England & Scotland Fight Over A Comb
At Wembley on Friday night, it was difficult to escape the feeling that we were all witnessing the act of two bald men fighting over a comb. England versus Scotland is the oldest international football match that there is, a cross-border rivalry that stretches back to the age of Queen Victoria and the very beginning of the white hot crucible that professional football would become over the following two decades. The Home Internationals tournament kept it alive as an annual international varsity match until the 1980s, and it even limped along after that tournament’s abolition in 1984, finally coming to a close in 1990. Since then, meetings have been few and far between, a European Championship match in 1996 that was perfect for five minute long YouTube highlights packages but which, on the day, was more heat than light, a two-legged European Championship play-off match which have Scotland the satisfaction of winning the last match between the two sides played at the old Wembley Stadium and England a win over two legs that would come to be spurned the following summer, and two friendly matches played a couple of years ago which, yes, you’d probably forgotten about as well.
On Friday night, there was something to play for, and the press did their part to try and build it all up. There was the obligatory photograph of somebody either dancing or falling over in a fountain at Trafalgar Square during the afternoon, and of Scottish supporters outside a branch of Iceland, pointing at the signage and laughing. Such scenes of comparative normality, however, really masked something of malaise that has been affecting both of these teams. The England team has been offering its supporters increasingly diminished returns over much of the last decade, if not longer, culminating in an elimination from last summer’s European Championships that might have been shocking had it not been so blackly amusing. Scotland, meanwhile, haven’t even been able to match these modest returns. They haven’t qualified for the finals of a major tournament in almost two decades, and the great players of the past – the likes of Kenny Dalglish, say, Jimmy Johnstone or Jim Baxter – feel increasingly like ghosts from a parallel universe.
There was a common enemy for those of that persuasion, of course. FIFA’s ban and the diplomatic table tennis that had constituted much of the build up to the match had been greeted with predictable hysteria in a country for which remembrance has become less a moment of solemnity than a two week long shouting match. The players wore black armbands with poppies on them, the crowd arranged themselves into a tableau of one, and an immaculate silence was observed. Will everybody have been left happy by this? Probably, but in an age of perpetual outrage there will probably be someone who’ll continue to find something to get angry about. It passed off peaceably, which is probably about as much as can be hoped for in these febrile times.
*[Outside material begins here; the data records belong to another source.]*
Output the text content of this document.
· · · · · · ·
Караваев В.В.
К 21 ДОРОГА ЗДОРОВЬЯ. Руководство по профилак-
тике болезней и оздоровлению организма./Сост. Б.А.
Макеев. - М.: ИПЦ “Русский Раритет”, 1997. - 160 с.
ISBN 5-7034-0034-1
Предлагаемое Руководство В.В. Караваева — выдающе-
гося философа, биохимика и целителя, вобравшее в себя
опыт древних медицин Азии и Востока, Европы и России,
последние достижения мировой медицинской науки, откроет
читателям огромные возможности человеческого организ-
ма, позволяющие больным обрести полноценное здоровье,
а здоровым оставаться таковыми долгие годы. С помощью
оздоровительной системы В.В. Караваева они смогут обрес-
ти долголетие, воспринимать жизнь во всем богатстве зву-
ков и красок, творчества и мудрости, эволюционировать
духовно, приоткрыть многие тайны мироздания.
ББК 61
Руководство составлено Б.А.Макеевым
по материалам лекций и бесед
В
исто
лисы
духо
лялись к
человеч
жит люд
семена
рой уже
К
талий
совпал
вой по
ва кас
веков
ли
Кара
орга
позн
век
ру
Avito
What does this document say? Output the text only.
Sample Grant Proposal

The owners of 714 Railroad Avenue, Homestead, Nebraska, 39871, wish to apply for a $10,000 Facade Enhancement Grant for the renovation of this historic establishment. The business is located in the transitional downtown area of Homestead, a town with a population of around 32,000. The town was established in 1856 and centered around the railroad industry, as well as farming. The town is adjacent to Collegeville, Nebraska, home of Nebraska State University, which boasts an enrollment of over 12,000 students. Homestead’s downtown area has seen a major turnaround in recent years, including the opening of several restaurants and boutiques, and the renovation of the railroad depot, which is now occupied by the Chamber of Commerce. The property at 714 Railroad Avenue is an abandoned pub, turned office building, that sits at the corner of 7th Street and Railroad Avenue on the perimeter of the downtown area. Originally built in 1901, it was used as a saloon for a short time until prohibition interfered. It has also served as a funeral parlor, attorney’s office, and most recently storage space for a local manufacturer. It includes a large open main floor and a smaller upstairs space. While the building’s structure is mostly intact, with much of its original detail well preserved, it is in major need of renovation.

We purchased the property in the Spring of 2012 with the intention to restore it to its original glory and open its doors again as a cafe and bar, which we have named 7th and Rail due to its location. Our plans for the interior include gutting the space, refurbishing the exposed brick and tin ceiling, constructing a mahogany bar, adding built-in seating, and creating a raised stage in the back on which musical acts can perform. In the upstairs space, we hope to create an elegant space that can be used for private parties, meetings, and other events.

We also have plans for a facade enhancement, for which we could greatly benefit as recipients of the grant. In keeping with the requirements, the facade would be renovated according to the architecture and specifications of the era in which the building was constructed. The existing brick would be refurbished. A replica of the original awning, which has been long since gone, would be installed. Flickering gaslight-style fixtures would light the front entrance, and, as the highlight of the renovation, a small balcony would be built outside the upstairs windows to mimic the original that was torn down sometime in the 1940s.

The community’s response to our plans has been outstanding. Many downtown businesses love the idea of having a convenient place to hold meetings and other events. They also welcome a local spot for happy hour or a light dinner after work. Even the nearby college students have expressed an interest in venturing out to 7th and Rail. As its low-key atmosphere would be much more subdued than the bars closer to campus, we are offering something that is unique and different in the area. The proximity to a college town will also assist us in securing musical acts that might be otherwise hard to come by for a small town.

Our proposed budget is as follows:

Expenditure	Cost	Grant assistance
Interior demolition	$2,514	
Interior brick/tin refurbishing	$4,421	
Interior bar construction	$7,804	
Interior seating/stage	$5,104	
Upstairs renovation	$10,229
Once the football itself started, however, we were reminded of a few home truths that we might have preferred not to have been. England were sloppy and careless, playing, as ever, as though carrying the weight of the world on their shoulders. Scotland, playing in an unusual change kit that wasn’t so much pink as PPPPIIIIIIIIIIINNNKKKKKK, were simultaneously eye-bleedingly visible yet almost entirely anonymous. England won the match at a canter, taking the three headed chances that were given to them. There was no controversy. There were no stories for the ages. A moderate international team brushed aside a nominally inferior international team without a great deal of fuss. It was a normal day at the office for a fixture that so often in the past been anything but. Gordon Strachan’s position as the Scotland coach hangs by an even shorter thread than it was before the match, although the question of what else can be done with a resources at his disposal remains an open one. Gareth Southgate, meanwhile, continues to stake his claim to be given his chosen thankless task on a permanent basis without setting anything alight.
In many respects, then, this match was an entirely accurate window on the worlds of the England and Scotland international teams. In both cases, it likely remains the case that ripping everything up and starting again will bring the best chance of getting both to where they might aspire to be. Perhaps, though, this match may be interpreted as perfectly appropriate for one having been played in the latter stages of this of all years, an internecine, inward-looking tete-a-tete between two countries that are standing at a junction at the moment. There’s a return match to come at Hampden Park to come, of course, which may prove to be an opportunity for the schadenfreudetunity of possibly denting the oldest enemy’s chances of reaching the 2018 World Cup finals. Ultimately, though, that feeling lingers, that these are are two international teams that haven’t come to terms with the rigours of modern tournament football, and who seem destined to continue to apply sticking plasters to broken legs. England may have won this match and Scotland may have lost it. Both, however, have greater challenges ahead than each other, if they’re to get back to where they wish to be in the future.